Enfin, nous ne mesurons pas l'importance du contexte. Nous considérons le suicide comme un acte de désespoir profond et inébranlable. Mais est-ce le cas ? Lorsque la poétesse Sylvia Plath s'est donné la mort en 1962, elle l'a fait en mettant sa tête dans un four rempli de gaz de ville toxique, la méthode de suicide la plus courante en Angleterre à l'époque. Quelques années plus tard, l'Angleterre est passée au gaz naturel non létal et le taux de suicide a chuté. Il s'avère que la pulsion de mort est souvent liée à un moyen spécifique disponible. Si l'on supprime ce moyen, la pulsion s'estompe souvent. Il en va de même pour la criminalité. Les criminologues ont découvert que la criminalité n'est pas répartie uniformément dans une ville, mais qu'elle se concentre intensément à quelques coins de rue spécifiques. Le comportement est lié au lieu.

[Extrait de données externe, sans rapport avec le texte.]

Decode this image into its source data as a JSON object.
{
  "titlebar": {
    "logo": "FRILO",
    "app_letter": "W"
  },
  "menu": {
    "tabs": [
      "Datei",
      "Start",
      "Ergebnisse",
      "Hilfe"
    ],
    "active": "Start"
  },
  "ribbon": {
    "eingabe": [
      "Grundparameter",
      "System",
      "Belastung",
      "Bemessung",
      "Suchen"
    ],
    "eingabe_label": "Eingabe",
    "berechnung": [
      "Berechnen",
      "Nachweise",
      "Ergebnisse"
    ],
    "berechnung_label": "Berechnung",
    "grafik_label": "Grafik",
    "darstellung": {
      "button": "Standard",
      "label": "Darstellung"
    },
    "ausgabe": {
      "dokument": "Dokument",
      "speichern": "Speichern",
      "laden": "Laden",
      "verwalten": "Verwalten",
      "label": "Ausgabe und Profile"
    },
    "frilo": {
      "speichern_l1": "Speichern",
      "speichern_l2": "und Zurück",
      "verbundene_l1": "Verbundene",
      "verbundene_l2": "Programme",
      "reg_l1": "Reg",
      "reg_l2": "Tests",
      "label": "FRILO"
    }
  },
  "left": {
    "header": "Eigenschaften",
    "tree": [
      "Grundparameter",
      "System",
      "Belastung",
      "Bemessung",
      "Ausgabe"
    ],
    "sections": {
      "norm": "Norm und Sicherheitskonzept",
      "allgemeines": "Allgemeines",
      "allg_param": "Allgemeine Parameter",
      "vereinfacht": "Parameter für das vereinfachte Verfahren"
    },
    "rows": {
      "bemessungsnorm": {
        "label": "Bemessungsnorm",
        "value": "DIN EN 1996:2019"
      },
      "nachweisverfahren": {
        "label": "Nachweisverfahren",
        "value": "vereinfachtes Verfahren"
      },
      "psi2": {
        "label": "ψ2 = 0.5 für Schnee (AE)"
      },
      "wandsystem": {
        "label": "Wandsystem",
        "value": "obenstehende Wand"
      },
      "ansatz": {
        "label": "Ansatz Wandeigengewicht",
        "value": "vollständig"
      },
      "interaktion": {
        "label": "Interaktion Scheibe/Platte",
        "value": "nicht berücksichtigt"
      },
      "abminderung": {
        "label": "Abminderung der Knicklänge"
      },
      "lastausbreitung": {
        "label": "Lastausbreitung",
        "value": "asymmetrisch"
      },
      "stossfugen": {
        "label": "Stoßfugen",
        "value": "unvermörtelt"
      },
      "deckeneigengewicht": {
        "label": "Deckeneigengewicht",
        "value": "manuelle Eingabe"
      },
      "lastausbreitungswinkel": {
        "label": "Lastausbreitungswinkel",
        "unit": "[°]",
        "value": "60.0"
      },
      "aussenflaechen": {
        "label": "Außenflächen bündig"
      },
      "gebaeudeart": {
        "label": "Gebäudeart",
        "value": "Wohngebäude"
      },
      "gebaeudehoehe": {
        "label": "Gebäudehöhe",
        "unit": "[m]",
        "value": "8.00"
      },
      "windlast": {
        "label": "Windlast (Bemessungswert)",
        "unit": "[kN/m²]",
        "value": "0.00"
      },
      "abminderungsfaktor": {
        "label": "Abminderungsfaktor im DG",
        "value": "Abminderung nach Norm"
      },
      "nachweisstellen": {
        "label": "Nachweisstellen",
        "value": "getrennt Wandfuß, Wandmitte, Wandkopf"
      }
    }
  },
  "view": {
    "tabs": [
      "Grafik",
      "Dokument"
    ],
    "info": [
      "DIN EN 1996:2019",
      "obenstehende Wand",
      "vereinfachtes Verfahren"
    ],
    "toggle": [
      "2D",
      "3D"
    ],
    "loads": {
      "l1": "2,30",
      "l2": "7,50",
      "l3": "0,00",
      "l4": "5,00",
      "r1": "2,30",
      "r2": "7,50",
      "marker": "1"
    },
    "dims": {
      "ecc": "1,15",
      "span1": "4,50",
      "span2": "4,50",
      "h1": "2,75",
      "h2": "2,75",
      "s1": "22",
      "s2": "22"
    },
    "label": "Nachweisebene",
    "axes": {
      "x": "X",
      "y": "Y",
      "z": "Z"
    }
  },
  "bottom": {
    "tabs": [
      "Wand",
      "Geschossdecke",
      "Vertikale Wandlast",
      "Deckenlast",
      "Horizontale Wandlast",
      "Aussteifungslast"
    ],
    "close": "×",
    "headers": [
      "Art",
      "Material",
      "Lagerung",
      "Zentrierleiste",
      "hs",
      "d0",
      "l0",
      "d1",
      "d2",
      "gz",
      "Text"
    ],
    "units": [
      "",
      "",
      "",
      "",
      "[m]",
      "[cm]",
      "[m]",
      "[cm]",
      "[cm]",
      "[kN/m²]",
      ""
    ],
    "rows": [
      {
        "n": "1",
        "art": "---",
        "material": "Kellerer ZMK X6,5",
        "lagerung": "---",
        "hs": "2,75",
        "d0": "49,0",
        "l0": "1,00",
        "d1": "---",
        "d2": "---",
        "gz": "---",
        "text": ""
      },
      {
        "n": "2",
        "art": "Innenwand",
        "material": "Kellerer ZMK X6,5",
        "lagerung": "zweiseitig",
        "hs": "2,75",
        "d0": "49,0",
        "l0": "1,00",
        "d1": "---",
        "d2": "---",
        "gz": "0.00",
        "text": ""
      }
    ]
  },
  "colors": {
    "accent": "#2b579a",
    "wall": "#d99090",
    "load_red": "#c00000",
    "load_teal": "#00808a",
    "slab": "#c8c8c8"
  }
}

Ces trois principes - défaut de vérité, transparence et couplage - nous ramènent à ce bord de route au Texas. L'agent Brian Encinia était le produit d'un nouveau style de maintien de l'ordre issu des expériences de Kansas City, qui enseignait aux agents à abandonner le principe de vérité par défaut et à utiliser les contrôles routiers pour rechercher des délits plus graves. Il a été formé à rechercher les "curiosités" et à lire le comportement comme un signe d'intention. Il a vu dans l'agitation de Sandra Bland non pas la frustration compréhensible d'une femme troublée, mais le signe d'une menace. Il fonctionnait sur l'illusion de la transparence.
Pire encore, il a ignoré le contexte. La police proactive et agressive a été conçue pour les points névralgiques de la criminalité, mais Encinia patrouillait sur une route de campagne tranquille à proximité d'une université. Il utilisait un outil de lutte contre les points chauds dans un endroit froid, augmentant ainsi le risque d'un malentendu tragique. Il a vu une étrangère et, armé d'un ensemble de suppositions erronées, n'a pas réussi à la comprendre. La mort de Sandra Bland n'est pas seulement l'échec d'un policier. C'est notre échec à tous, la conséquence tragique de notre ignorance collective sur la manière de parler aux étrangers.